‘Stories of skill, patience, grit and swashbuckling verve retold in an urgent, compelling style. You are there on the terraces, in the game.’ - Times Educational Supplement
‘Painstaking research coupled with real insight into the temperaments of his heroes gives a peculiarly graphic quality to his writing.’ - Sunday Times
‘His versions have the satisfactory roundness and wholeness of brilliantly written short stories.’ - The Field
The truly great innings is more than a display of consummate skill and artistry: it is an expression of character.
Unlike the merely good innings, which taken from its context often lose meaning, the great innings can transcend a dull game.
Such an innings was played by Bill Edrich in the final Test in South Africa in 1939, when England were set the fantastic score of 696 to win.
Then there is the dramatic story of the 22-year-old Len Hutton making the world’s record Test score, against all the wiles of Bradman and his bowlers.
There is a wonderful innings by Bradman himself at Lord’s in 1934.
We read of the youthful McCabe, coming in to face Larwood and Voce at their most terrifying, standing his ground and hitting the dreaded ‘bodyline’ all over the field.
Of Russell Endean defying Lindwall, Miller, Johnston and Benaud for seven and a half hours to lay the foundations of South Africa’s first win against Australia for 42 years.
Of Washbrook, recalled to Test cricket at the age of 41 and then required to join Peter May when England were 17 for 3. Of Harold Gimblett’s first innings in county cricket.
Of Learie Constantine having his leg pulled by his compatriots after dropping a catch, boasting that he would ‘show them something’, and going on to win the match almost single-handed.
Of Jack Hobbs holding Australia at bay on a drying wicket to win back the Ashes.
The ten innings selected will be talked of as long as cricket is played.

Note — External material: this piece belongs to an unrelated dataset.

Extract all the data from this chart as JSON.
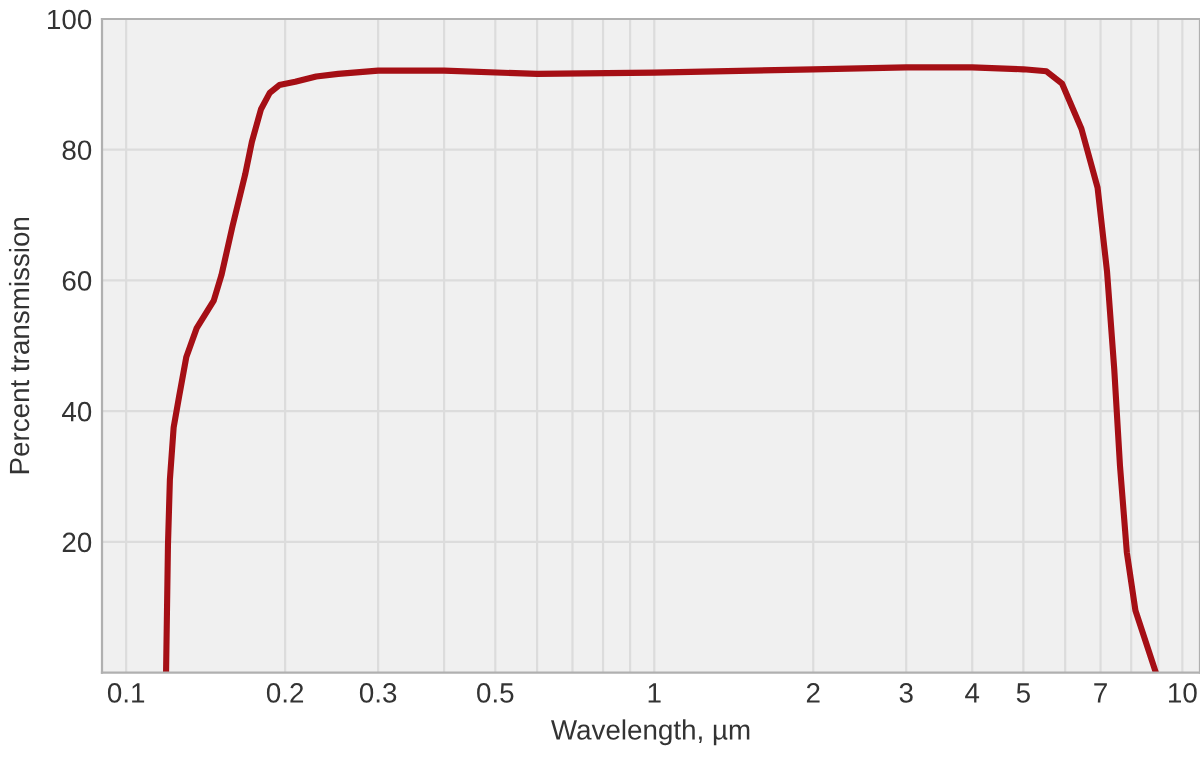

The author succeeds brilliantly in describing them just as they were, with the full flavour of the excitement on and off the field, but without any flourishes and inventions of his own. As Neville Cardus says in his Foreword, ‘Mr. Barker has the knack of letting a cricket book seem to write itself.’
Ralph Barker (1917-2011) started work as a sporting journalist in 1934. He joined the RAF in 1940 as an air-gunner, and subsequently worked in the RAF Historical Branch and in Intelligence, before retiring in 1961 to write full time. Cricket was his life-long passion and his other works include: Down in the Drink, The Ship-Busters, Strike Hard, Strike Sure, The Thousand Plan, Great Mysteries of the Air, One Man’s Jungle, Not Here, But in Another Place and The Cricketing Family Edrich.